Amazon’s first effort at higher end fashion was a direct copy of the LAF of the Nordstrom store site. And let’s not forget that their initial break with Nordstrom was their purchase of Zappos, a very pointed direct threat. Forget Macy’s, they no longer mattered to us in the new world. We spoke of Amazon as a threat and a peer.
It was clear that Amazon had been studying us, learning and imitating us. If they were to beat us, we wondered if Amazon wouldn’t just acquire Nordstrom like they did Whole Foods, because we would be a great prize and asset to them.
I doubt that anyone at Amazon thinks this any more, regards Nordstrom as any kind of competitive peer, or sees it as an asset worth acquiring. They instead see the overhead and accelerated failure of the brick-and-mortar retail model, validating their direct logistical partnership approach with fashion labels. They no longer take Nordstrom seriously because it is hardly a threat to them.
Nordstrom is operating like a dotcom, unprofitable, thinking in term of cash burn and keeping all options open, even extreme measures. Nordstrom has been removed from the S&P 500, meaning they are no longer considered a first-tier retailer in the US, and losing the support of such status directly and indirectly such as through index funds and the SPY ETF.

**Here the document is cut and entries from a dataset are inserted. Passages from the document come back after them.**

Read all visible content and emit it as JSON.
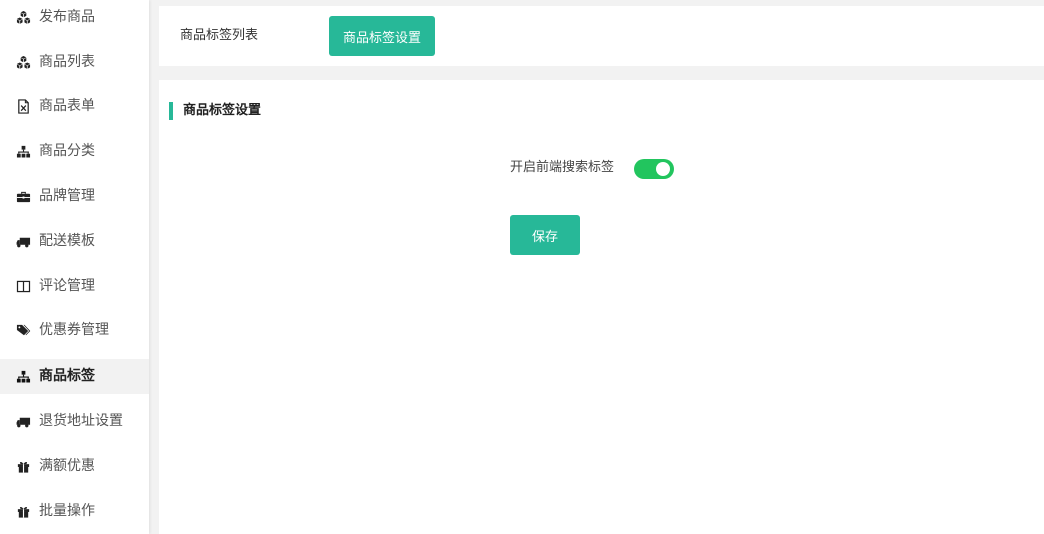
{
  "colors": {
    "accent": "#27b898",
    "switch_on": "#22c55e"
  },
  "sidebar": {
    "active_index": 8,
    "items": [
      {
        "label": "发布商品",
        "icon": "cubes-icon"
      },
      {
        "label": "商品列表",
        "icon": "cubes-icon"
      },
      {
        "label": "商品表单",
        "icon": "excel-file-icon"
      },
      {
        "label": "商品分类",
        "icon": "sitemap-icon"
      },
      {
        "label": "品牌管理",
        "icon": "briefcase-icon"
      },
      {
        "label": "配送模板",
        "icon": "truck-icon"
      },
      {
        "label": "评论管理",
        "icon": "columns-icon"
      },
      {
        "label": "优惠券管理",
        "icon": "tags-icon"
      },
      {
        "label": "商品标签",
        "icon": "sitemap-icon"
      },
      {
        "label": "退货地址设置",
        "icon": "truck-icon"
      },
      {
        "label": "满额优惠",
        "icon": "gift-icon"
      },
      {
        "label": "批量操作",
        "icon": "gift-icon"
      }
    ]
  },
  "tabs": {
    "list_label": "商品标签列表",
    "settings_label": "商品标签设置"
  },
  "panel": {
    "title": "商品标签设置",
    "switch_label": "开启前端搜索标签",
    "switch_on": true,
    "save_label": "保存"
  }
}
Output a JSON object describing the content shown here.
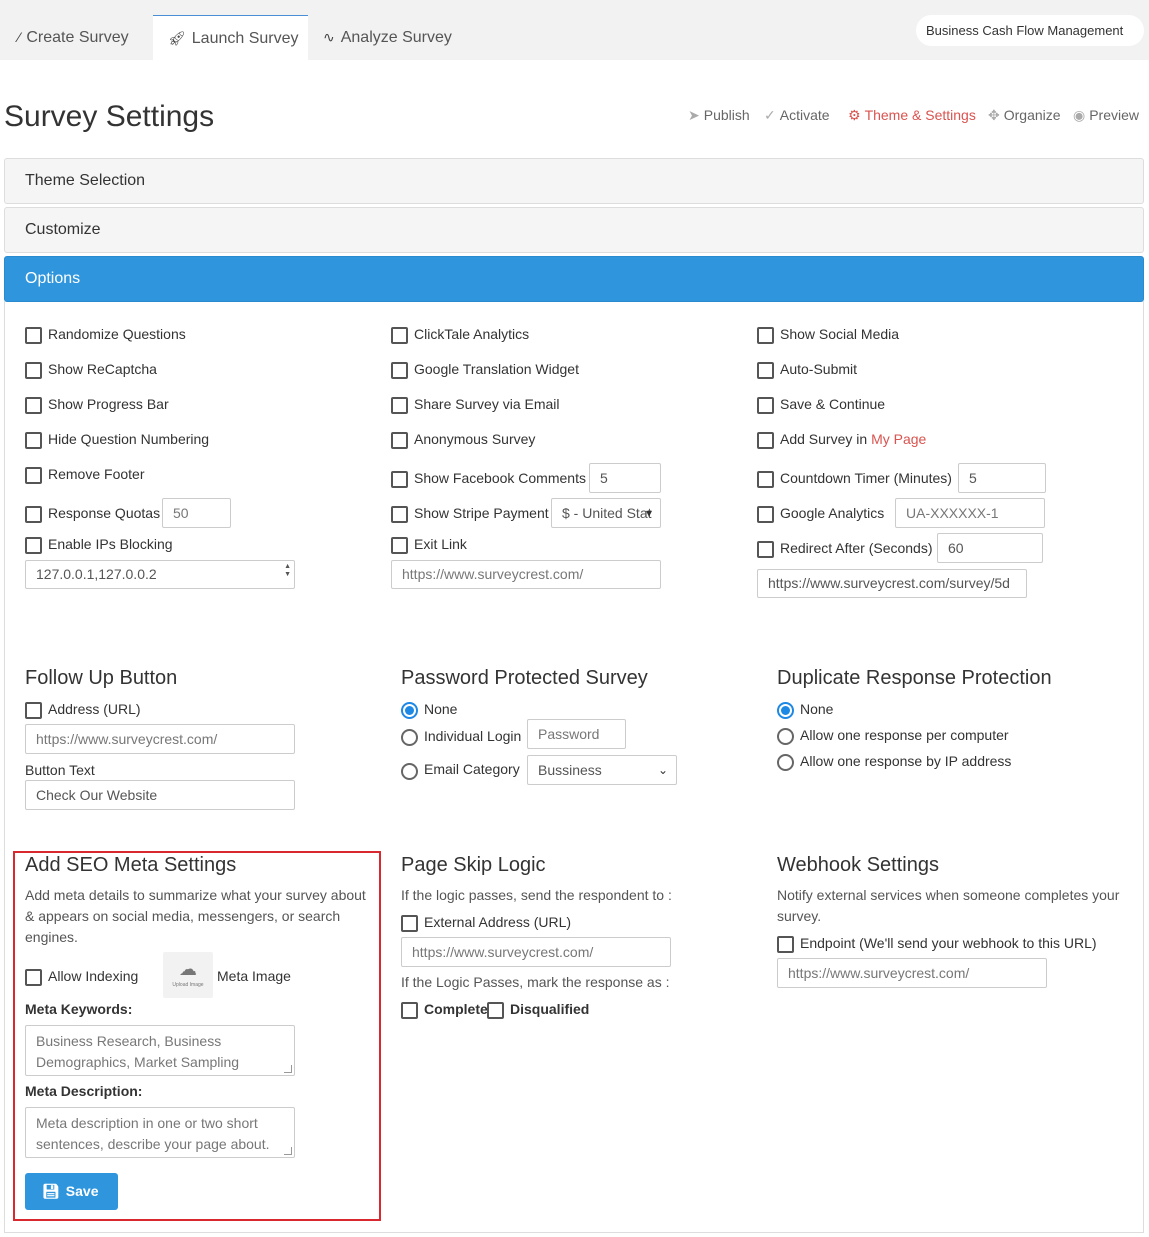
{
  "tabs": [
    {
      "label": "Create Survey",
      "icon": "magic-wand-icon"
    },
    {
      "label": "Launch Survey",
      "icon": "rocket-icon"
    },
    {
      "label": "Analyze Survey",
      "icon": "chart-line-icon"
    }
  ],
  "project_name": "Business Cash Flow Management",
  "page_title": "Survey Settings",
  "steps": [
    {
      "label": "Publish",
      "icon": "send-icon"
    },
    {
      "label": "Activate",
      "icon": "check-icon"
    },
    {
      "label": "Theme & Settings",
      "icon": "gear-icon",
      "active": true
    },
    {
      "label": "Organize",
      "icon": "move-icon"
    },
    {
      "label": "Preview",
      "icon": "eye-icon"
    }
  ],
  "panels": {
    "theme": "Theme Selection",
    "customize": "Customize",
    "options": "Options"
  },
  "options": {
    "randomize": "Randomize Questions",
    "recaptcha": "Show ReCaptcha",
    "progress": "Show Progress Bar",
    "hide_numbering": "Hide Question Numbering",
    "remove_footer": "Remove Footer",
    "response_quotas": "Response Quotas",
    "response_quotas_value": "50",
    "ip_blocking": "Enable IPs Blocking",
    "ip_blocking_value": "127.0.0.1,127.0.0.2",
    "clicktale": "ClickTale Analytics",
    "translation": "Google Translation Widget",
    "share_email": "Share Survey via Email",
    "anonymous": "Anonymous Survey",
    "fb_comments": "Show Facebook Comments",
    "fb_comments_value": "5",
    "stripe": "Show Stripe Payment",
    "stripe_currency": "$ - United Stat",
    "exit_link": "Exit Link",
    "exit_link_placeholder": "https://www.surveycrest.com/",
    "social_media": "Show Social Media",
    "auto_submit": "Auto-Submit",
    "save_continue": "Save & Continue",
    "add_survey_prefix": "Add Survey in ",
    "add_survey_link": "My Page",
    "countdown": "Countdown Timer (Minutes)",
    "countdown_value": "5",
    "google_analytics": "Google Analytics",
    "google_analytics_placeholder": "UA-XXXXXX-1",
    "redirect_after": "Redirect After (Seconds)",
    "redirect_after_value": "60",
    "redirect_url": "https://www.surveycrest.com/survey/5d"
  },
  "follow_up": {
    "title": "Follow Up Button",
    "address_label": "Address (URL)",
    "address_placeholder": "https://www.surveycrest.com/",
    "button_text_label": "Button Text",
    "button_text_value": "Check Our Website"
  },
  "password": {
    "title": "Password Protected Survey",
    "none": "None",
    "individual": "Individual Login",
    "password_placeholder": "Password",
    "email_category": "Email Category",
    "category_value": "Bussiness"
  },
  "duplicate": {
    "title": "Duplicate Response Protection",
    "none": "None",
    "per_computer": "Allow one response per computer",
    "per_ip": "Allow one response by IP address"
  },
  "seo": {
    "title": "Add SEO Meta Settings",
    "description": "Add meta details to summarize what your survey about & appears on social media, messengers, or search engines.",
    "allow_indexing": "Allow Indexing",
    "upload_caption": "Upload Image",
    "meta_image": "Meta Image",
    "keywords_label": "Meta Keywords:",
    "keywords_placeholder": "Business Research, Business Demographics, Market Sampling",
    "description_label": "Meta Description:",
    "description_placeholder": "Meta description in one or two short sentences, describe your page about.",
    "save": "Save"
  },
  "skip_logic": {
    "title": "Page Skip Logic",
    "pass_text": "If the logic passes, send the respondent to :",
    "external_address": "External Address (URL)",
    "url_placeholder": "https://www.surveycrest.com/",
    "mark_text": "If the Logic Passes, mark the response as :",
    "complete": "Complete",
    "disqualified": "Disqualified"
  },
  "webhook": {
    "title": "Webhook Settings",
    "description": "Notify external services when someone completes your survey.",
    "endpoint": "Endpoint (We'll send your webhook to this URL)",
    "url_placeholder": "https://www.surveycrest.com/"
  }
}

Amazon passed on Barneys, and JCP, and Lord & Taylor, and Macy’s, and whatever’s left of Saks and Needless Markup and I Magnin and the rest. Why would Nordstrom ever expect anything but the same indifference as they wind down? Why should we feel any different? It’s a shame to lose a grand old retailer, a good company, sure, but it’s hardly the end of the world. Who but the employees cried over Stein Mart?
Nordstrom has lost its special status and is just another corporation to us. Seattle could not even protect its flagship store from being violated by looters, just like Chicago could not do the same for the Macy’s that was once Marshall Field’s. Nordstrom is a nice-to-have, but the world will go on just fine without it.
And this prestige is lost from all levels of the business. If there is to be a bankruptcy filing and a fundamental restructuring of the company, if this actually happens, the perks and niceties of the new company go right out the window. Would they need a CTO? Principal engineers and other overbaked titles? Senior staff everything. Or instead a radically simplified, functionally designed, flat as heck organization?
You can’t really think of yourselves as special any more. The company is just schlepping along trying to survive like the rest of us. And to promote yourselves now, to market high-end designer anything in such a difficult time, feels perverse. How many of you have visited Nieman Marcus lately to see all the inane, stupid high-end SKUs offered for sale there? How sick and insulting, and much of what Nordstrom has is only a notch or two below their mo–nic merch.
You are not a special snowflake. No downtown tech campus for you. I’m sure this is starting to settle in now, but it’s still early and has a long way to go. First let’s see what is in store for Q3/Q4.